Many companies, small and large, non-profit or for-profit, benefitted from the government program.
One of those 501 (3) (c) non-profit companies that benefitted from a $566,000 loan that was forgiven was The Everglades Foundation.
The Foundation, which was founded by billionaires Paul Tudor Jones II and the late George Barley, reported having raised $10,959,365 in the 2020 fiscal year.
With having raised $11 million during the pandemic, and having $1.2 million in net income, why did the Everglades Foundation apply for and receive a $566K forgivable loan?
In addition, another non-profit, the controversial Captains for Clean Water received $78,613 in free money.
Several Republican lawmakers from Southwest Florida, who have in the past questioned the Everglades Foundation political motives and the motives of other progressive environmental groups like the Captains for Clean Water, have now spoken out about the taxpayer-funded free money these groups received.
“We can add the Captains for Clean Water to the long list of nonprofits that began as a movement, became a business, and ended up as a racket. With 11 employees feeding at the trough of taxpayer money, we need to ask a lot more questions on where this money is going. It seems they are much more focused on selling hats than saving water,” stated State Rep. Spencer Roach in a statement to The Floridian.
Rep. Roach’s colleague, State Rep. Mike Giallombardo, believes that the money given to these non-profits should have gone to the small business owners the program was initially supposed to help.

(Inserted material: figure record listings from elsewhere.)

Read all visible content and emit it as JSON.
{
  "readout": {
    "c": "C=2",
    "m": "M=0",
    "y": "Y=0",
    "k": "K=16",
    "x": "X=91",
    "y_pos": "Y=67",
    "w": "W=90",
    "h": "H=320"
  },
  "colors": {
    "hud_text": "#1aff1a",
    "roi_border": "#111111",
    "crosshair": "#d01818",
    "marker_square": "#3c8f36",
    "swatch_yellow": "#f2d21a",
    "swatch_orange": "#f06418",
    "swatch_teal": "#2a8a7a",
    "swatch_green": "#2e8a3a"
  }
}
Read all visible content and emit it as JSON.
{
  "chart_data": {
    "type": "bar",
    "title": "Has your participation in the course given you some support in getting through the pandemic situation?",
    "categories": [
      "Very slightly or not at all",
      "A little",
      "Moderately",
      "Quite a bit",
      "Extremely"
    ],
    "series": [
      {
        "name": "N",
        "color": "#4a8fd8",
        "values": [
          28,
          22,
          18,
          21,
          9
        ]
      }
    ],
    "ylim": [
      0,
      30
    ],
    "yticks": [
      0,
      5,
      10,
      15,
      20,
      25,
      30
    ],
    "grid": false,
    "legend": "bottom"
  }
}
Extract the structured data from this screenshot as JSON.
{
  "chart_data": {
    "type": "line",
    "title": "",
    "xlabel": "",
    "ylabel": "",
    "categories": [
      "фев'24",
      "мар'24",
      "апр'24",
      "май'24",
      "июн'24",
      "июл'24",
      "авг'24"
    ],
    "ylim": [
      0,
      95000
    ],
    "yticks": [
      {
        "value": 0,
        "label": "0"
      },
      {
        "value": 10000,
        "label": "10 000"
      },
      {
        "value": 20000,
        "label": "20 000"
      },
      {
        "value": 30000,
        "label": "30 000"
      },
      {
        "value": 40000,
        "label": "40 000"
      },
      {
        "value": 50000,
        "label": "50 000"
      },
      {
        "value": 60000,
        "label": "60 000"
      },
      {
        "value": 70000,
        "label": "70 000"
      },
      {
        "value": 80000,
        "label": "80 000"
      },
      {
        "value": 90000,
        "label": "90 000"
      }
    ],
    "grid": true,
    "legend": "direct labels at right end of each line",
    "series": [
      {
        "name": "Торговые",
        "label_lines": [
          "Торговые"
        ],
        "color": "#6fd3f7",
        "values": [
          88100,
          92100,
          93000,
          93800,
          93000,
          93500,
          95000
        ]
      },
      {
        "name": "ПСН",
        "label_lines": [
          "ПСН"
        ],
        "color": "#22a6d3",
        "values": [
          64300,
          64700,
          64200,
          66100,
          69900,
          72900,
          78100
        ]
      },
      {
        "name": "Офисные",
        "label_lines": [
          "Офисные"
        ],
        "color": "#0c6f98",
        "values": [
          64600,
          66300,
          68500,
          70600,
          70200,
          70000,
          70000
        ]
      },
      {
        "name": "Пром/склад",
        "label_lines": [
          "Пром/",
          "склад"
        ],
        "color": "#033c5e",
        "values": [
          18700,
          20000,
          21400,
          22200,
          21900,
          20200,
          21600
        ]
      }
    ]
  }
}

Rep. Giallombardo stated, “It’s disgusting to think political organizations masquerading as non-profits are taking taxpayer money to fund their operations. This is money that should have gone to small business owners that were forced by the government to shut down during the pandemic, not advocacy groups funded by billionaire hedge fund managers.”
U.S. Rep. Byron Donalds told The Floridian that he was “shocked” to hear that the Everglades Foundation received the loan
“Why does an environmental advocacy group need PPP funds? This makes no sense,” question Donalds.
The Everglades Foundation could not be reached for comment.